As a result of the new CBA, teams will only be allowed to extend one franchise or transition tag to impending free agents. Had a new deal not passed and the league year began with no CBA in place past 2020, teams would have been able to use both a franchise and transition tag had they so chosen. That's a not-trivial distinction for teams like the Dallas Cowboys and Tennessee Titans that faced the prospect of losing multiple key players.
We'll keep you updated here with all the players to receive the franchise or transition tag ahead of 2020 NFL free agency. Players are listed alphabetically by team.
While many of the tags were employed before the deadline were expected, the Arizona Cardinals deciding to put the transition tag on Kenyan Drake qualifies as a bit of a surprise. After all, the team handed David Johnson a three-year extension before the 2018 season that carries with it a cap number of over $14 million for 2020, and there aren't many teams willing to shell out big money for two running backs in an era where the position has been devalued.
That's not to say that Drake isn't worth the money. After all, he jump-started the Cardinals' rushing offense after being acquired from the Dolphins in the middle of the season, racking up 643 yards and eight TDs on the ground in just eight starts while adding another 171 yards on 28 receptions. But we'll see if the Cardinals go ahead and match Drake's best offer on the market when the time comes and carry two-high priced running backs. If they don't, they'll receive no draft-pick compensation.

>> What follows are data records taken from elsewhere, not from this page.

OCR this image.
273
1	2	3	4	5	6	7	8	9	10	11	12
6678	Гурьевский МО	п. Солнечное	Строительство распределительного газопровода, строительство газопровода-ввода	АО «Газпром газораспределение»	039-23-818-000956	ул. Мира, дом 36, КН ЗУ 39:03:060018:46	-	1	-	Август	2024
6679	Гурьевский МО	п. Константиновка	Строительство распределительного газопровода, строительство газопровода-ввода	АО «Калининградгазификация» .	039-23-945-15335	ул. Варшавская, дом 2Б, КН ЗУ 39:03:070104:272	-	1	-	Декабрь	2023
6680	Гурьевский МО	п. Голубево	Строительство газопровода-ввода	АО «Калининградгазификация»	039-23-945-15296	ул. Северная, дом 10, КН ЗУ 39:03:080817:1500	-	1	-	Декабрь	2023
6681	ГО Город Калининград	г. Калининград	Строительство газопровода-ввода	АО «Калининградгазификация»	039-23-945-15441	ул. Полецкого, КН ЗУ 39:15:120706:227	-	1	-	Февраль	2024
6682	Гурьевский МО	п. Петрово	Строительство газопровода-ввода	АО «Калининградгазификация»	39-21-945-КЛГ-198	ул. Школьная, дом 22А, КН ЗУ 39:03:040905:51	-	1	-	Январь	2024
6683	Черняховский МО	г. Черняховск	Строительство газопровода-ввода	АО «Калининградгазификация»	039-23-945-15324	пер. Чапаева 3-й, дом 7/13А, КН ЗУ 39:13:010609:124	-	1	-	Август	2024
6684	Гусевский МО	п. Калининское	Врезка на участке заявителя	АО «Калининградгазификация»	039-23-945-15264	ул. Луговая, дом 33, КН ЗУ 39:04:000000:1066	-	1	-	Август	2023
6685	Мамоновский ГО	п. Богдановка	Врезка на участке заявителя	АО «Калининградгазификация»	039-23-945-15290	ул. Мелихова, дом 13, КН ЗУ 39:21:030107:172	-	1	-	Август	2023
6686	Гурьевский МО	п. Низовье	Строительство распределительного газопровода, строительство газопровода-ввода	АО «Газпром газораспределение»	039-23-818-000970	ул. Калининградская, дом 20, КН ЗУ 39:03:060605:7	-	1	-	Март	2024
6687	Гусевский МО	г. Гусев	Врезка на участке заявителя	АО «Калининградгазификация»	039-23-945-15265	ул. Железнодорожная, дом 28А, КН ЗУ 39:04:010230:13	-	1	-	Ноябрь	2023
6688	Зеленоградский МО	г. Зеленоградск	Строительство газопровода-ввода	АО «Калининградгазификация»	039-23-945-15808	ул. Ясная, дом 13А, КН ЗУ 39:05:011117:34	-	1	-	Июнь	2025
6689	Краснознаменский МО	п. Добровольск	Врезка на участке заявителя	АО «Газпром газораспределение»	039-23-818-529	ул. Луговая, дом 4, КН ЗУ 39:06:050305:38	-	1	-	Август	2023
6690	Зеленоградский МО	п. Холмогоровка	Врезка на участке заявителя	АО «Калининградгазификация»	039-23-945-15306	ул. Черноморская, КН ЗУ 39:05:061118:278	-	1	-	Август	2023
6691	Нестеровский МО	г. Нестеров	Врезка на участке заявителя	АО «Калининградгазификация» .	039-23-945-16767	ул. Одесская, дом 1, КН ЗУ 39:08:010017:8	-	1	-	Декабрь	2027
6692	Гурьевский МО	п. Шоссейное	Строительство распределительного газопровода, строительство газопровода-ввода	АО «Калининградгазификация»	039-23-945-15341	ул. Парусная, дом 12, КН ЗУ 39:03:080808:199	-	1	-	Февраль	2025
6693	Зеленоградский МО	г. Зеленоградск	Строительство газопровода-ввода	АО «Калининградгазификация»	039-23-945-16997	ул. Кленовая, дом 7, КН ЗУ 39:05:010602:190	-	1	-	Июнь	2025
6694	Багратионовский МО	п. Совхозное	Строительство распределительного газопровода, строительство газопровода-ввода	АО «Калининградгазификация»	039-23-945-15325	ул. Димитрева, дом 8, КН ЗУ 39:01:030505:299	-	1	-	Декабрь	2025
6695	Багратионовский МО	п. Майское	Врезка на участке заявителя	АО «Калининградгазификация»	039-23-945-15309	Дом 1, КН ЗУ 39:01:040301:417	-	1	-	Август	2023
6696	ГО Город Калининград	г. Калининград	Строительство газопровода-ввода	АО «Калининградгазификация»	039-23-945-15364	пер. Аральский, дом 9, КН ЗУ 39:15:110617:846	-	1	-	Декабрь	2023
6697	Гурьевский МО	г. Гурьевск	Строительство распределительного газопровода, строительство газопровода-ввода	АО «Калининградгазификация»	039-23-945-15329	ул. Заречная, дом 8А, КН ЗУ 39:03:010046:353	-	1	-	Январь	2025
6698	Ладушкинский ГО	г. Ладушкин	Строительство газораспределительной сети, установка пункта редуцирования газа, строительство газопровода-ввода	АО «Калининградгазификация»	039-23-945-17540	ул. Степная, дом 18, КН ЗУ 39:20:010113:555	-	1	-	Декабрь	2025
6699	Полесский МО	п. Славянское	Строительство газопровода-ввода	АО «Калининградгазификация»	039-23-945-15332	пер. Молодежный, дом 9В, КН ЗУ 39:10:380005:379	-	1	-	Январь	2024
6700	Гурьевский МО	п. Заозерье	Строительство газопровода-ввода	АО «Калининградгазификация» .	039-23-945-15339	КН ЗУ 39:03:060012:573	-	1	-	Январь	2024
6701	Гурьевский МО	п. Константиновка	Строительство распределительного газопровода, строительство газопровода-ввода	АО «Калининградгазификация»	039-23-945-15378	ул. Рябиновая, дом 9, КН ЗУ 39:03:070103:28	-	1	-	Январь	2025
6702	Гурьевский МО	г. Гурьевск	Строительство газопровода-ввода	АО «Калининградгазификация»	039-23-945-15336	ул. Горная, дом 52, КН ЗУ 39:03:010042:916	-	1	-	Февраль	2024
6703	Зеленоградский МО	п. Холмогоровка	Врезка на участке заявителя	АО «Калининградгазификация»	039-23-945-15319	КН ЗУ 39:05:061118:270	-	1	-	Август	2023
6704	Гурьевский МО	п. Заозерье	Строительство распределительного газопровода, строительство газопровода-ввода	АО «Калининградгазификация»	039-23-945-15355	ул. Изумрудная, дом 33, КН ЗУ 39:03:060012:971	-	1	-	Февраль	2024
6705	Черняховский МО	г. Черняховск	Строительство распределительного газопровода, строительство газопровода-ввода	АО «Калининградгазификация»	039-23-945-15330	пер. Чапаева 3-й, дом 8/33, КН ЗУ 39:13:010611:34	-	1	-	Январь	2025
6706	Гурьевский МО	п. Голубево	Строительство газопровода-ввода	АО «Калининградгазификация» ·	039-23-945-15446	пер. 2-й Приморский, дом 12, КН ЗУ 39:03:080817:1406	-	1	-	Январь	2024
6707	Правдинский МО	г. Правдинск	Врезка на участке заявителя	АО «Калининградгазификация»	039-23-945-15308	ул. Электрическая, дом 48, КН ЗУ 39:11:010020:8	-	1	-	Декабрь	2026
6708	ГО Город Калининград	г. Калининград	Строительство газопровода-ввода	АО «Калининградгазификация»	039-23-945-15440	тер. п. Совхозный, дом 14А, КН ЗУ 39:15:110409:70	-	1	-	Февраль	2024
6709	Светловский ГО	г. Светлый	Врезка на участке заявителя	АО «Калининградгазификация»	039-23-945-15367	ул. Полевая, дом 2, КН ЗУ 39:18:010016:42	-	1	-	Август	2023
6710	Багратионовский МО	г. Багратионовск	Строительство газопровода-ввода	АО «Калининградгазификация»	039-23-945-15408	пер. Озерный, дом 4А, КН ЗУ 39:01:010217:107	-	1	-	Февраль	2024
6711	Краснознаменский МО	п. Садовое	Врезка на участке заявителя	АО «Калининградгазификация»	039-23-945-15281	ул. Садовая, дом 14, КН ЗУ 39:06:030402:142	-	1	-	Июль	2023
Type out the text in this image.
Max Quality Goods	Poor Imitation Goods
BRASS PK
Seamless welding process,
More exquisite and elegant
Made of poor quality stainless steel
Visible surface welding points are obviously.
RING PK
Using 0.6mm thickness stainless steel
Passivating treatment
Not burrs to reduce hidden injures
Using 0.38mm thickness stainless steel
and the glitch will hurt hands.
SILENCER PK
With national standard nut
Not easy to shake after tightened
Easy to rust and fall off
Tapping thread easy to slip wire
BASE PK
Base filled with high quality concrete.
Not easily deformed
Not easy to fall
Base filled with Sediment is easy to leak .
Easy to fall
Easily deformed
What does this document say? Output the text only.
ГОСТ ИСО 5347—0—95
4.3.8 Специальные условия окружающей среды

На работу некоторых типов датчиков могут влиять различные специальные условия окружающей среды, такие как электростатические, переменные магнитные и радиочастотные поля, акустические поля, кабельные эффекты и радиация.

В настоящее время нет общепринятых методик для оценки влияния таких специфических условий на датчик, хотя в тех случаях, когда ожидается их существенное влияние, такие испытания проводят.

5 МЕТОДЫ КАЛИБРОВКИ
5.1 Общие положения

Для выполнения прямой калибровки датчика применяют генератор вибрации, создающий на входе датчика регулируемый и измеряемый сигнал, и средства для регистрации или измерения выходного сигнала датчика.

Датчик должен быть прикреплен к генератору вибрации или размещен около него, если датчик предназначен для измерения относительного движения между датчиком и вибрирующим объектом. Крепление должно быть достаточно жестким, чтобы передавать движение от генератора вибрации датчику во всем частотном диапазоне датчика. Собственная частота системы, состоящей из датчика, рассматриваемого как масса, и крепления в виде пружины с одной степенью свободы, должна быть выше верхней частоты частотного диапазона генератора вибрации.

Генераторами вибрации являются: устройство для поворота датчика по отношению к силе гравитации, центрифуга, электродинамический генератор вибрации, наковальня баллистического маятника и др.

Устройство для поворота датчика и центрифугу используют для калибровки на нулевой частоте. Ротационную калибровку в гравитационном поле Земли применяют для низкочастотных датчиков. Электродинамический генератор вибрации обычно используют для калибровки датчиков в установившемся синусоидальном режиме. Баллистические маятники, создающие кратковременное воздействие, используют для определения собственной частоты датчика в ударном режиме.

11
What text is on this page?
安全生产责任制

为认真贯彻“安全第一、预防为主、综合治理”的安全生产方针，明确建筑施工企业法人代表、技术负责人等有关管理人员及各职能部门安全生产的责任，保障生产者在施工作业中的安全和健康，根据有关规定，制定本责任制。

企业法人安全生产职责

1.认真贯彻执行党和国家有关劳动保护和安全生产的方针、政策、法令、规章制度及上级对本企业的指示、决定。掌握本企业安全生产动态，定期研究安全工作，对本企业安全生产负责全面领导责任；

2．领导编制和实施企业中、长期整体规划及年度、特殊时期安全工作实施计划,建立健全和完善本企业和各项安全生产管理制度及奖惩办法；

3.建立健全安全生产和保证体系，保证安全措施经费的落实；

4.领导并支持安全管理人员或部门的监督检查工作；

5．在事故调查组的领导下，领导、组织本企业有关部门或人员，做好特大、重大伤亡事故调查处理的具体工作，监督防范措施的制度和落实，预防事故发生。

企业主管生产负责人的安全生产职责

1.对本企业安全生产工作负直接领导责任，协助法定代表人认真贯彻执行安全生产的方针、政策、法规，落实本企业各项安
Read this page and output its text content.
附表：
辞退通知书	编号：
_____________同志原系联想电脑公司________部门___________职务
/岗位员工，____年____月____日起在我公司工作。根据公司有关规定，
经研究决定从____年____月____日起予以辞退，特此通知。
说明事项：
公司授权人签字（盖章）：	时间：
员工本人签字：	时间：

After the Ravens said goodbye to two of their top three pass rushers from 2018, it was the one who stayed who stepped up to fill the void. Matt Judon delivered a career-high 9.5 sacks and 33 quarterback hits in 2019. After recording 16.3% of the team's sacks and 19.2% of the team's QB hits the previous year, Judon was the anchor of the Ravens defense in 2019, racking up 25.7% of the sacks and 29.7% of the quarterback hits in Baltimore.
As of now, the Ravens have decided to not let history repeat itself and let Judon walk out the door. He would be tough to replace for a team that should focus on stabilizing its front-seven during the offseason. However, the possibility of a tag-and-trade was already bandied about before the decision was made to tag the pass-rusher, so there's no guarantee he'll be suiting up for Baltimore by the time Week 1 rolls around.
A.J. Green is one of the most talented players not just at his position, but in the entire league when he's on the field. Unfortunately for Green and the Bengals, his ability to be on the field has been the issue over the last two seasons. A groin injury early in 2018 didn't keep him off the field, but he still managed to play just nine games after a midseason toe injury. An ankle issue sustained last summer went from being an issue that might cause him to miss Week 1 to one that kept him off the field the entire year. Those injuries were likely going to depress his market a bit despite his sterling career numbers, which include six 1,000-yard seasons in his first seven years.
Instead, the Bengals will retain his services for 2020 and likely hope to pair him with expected No. 1 overall pick Joe Burrow. But that's if Green is willing to play under the tag at all.
The Cowboys made the move everyone saw coming, placing the exclusive franchise tag on star quarterback Dak Prescott. The 26-year-old is coming off the best season of his career, throwing for 4,902 yards and 30 touchdowns when he had never topped 4,000 yards in a season before. While the Cowboys finished the year with their worst record under Prescott at 8-8, the young franchise quarterback has led the team to a 40-24 record as starter while never missing a game in his career to date.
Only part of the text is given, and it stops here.